Saturday, August 23, 2014

Reasons not to replace windows with Linux

This is the eternal question everyone newbie wanting to shift to Linux ask, Which version of Linux he/she should install to replace his windows system? 



I have spent tons of time experimenting with Linux, Fedora was particularly my favourite one, and Ubuntu came next, but if you are not going to do the serious programming or start a server, my answer is none of Linux version is good enough to replace Windows(or Mac) on your computer.

Strange answer huh? 

Well I have tried many flavour of Linux and the things puts me off that none of them has full support of the hardware or software we use: 

  1. They are not optimised for my laptop battery.
  2. Graphics card driver is hard to find.
  3. If your sound card has 5.1 channel, good luck using that.
  4. They say there are no viruses for linux, but sadly there are and once you get infected saidly there are no good antiviruses.
  5. Bluetooth will work or not? it depends how good you luck is.
  6. No native MP3 or MP4 support for native (absolute version of linux) as these format are propritarty and free version don't include them. 
  7. Buy buy Steam or Any other popular gaming platform.
  8. Bye bye good graphics games.
  9. Very less support of external hardware like printers scanners. 
  10. Missing UI for many of the good utilities.
  11. Big learning curves for newbies. 
  12. Wine can run windows application? Well it is the biggest lie in history of Linux, its API support is so limited that it is worst than working on a simulated Windows inside Linux. 100% of the program which claim to be workable on Linux using wine are either give very limited or error prone usages.
This list is not small, and they don't tell you this on internet forums. 

Every time with every version upgrade when I switched to Linux with a hope may be in this version they might have solved all the issues, but the aid never came. There was always a serious compatibility issue finding whose solution was not worth my time. With Windows it just worked. (True story!) 

I don't say that you won't find the answer for these question in the largely supported Linux community, but it is like solving a murder mystery, you just know that you have to find a murderer, the "how" part is a tough journey. Where as Windows, it came with the hardware optimisation, almost any external hardware you buy is intrinsically  compatible with windows, not because Windows so generically well written program, but because there is a PR team in Microsoft department, which pursue all the big manufacturers to write good drivers and compatibility routines for windows, and all other small companies follows it because they want to compete with the big companies. 

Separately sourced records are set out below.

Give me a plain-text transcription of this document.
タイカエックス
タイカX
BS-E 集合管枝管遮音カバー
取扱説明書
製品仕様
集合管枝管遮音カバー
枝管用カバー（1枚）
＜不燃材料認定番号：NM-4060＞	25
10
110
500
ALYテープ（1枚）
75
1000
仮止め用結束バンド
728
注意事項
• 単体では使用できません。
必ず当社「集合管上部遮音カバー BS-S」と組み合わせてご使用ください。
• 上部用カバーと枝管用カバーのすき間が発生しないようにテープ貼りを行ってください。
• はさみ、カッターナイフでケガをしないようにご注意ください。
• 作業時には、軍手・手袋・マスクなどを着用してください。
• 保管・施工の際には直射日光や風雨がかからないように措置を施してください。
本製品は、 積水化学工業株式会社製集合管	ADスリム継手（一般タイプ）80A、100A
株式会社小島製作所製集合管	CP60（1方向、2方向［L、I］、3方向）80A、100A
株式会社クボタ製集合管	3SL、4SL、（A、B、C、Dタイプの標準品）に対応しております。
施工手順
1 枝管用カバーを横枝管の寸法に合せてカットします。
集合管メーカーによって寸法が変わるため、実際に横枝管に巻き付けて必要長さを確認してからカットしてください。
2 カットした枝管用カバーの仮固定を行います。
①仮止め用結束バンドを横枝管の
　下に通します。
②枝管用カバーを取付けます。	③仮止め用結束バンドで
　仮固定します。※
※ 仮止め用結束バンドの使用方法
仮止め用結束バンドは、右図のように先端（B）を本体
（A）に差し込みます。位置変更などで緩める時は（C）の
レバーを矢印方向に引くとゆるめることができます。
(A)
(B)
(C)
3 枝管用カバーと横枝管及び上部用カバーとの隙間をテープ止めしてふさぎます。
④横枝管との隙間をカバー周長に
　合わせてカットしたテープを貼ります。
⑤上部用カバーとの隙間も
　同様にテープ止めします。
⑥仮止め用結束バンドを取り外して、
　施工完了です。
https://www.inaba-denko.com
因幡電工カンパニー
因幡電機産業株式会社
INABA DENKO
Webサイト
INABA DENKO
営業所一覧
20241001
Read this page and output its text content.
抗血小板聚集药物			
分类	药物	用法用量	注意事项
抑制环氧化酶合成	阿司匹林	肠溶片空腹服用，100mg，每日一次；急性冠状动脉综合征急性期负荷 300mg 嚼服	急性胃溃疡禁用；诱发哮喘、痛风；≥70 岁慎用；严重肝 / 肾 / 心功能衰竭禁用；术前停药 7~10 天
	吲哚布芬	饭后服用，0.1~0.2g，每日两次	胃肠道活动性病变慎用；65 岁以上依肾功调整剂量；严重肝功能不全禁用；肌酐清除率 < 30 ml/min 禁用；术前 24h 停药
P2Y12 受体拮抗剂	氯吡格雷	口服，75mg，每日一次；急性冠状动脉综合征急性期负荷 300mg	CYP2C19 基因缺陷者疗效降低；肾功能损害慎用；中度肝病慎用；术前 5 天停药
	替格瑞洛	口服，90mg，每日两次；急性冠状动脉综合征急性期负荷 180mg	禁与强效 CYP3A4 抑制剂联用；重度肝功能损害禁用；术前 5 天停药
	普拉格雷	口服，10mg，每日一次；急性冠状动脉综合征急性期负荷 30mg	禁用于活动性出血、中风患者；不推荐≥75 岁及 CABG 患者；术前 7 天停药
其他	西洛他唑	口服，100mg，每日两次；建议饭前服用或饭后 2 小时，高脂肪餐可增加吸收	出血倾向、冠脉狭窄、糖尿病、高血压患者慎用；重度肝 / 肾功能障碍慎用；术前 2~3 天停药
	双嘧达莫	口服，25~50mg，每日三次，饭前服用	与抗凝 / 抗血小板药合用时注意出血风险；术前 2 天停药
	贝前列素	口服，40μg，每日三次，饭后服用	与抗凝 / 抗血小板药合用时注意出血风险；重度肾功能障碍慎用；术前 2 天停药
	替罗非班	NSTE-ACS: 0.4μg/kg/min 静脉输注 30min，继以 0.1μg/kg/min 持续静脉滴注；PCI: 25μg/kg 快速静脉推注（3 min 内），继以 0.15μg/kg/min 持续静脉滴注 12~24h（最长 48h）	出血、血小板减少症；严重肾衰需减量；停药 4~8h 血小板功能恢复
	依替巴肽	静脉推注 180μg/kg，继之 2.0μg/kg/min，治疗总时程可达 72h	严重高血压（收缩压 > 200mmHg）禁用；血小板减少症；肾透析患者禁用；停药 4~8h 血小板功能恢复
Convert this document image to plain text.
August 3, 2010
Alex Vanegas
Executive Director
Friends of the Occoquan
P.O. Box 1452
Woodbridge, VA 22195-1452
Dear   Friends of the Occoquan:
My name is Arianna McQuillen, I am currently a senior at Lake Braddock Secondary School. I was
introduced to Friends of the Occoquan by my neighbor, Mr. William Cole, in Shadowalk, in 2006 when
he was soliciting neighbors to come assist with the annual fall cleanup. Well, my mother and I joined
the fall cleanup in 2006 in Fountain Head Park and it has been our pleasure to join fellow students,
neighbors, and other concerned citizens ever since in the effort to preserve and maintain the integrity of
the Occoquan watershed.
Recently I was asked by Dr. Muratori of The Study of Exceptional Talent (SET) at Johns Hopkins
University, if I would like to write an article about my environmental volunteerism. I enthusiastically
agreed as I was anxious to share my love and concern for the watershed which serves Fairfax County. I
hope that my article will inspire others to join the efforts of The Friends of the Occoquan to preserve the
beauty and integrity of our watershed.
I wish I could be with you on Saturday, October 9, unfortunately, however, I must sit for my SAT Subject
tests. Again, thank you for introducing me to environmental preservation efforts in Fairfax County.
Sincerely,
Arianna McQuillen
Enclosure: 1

Yes there are counter argument that Linux is well written, free opensource and stuff, but the bottom line is that offers little or no actual support for local hardware, all is company driven and only thing which might ensure that your Linux will support all the internal or external hardware you use(or gonna use) is prayer to god that some good Linux Kernal or OS developer ends up using the same hardware and write support drivers for it (even if they do, the installation is confusing and have little or none interactive UI).

I don't say that Linux is a bad thing thing, in my opinion it is the greatest thing ever happened to software industry, but it still give you no edge over Windows 7 above operating systems, (If you are stuck with Vista, probably you can go for Linux).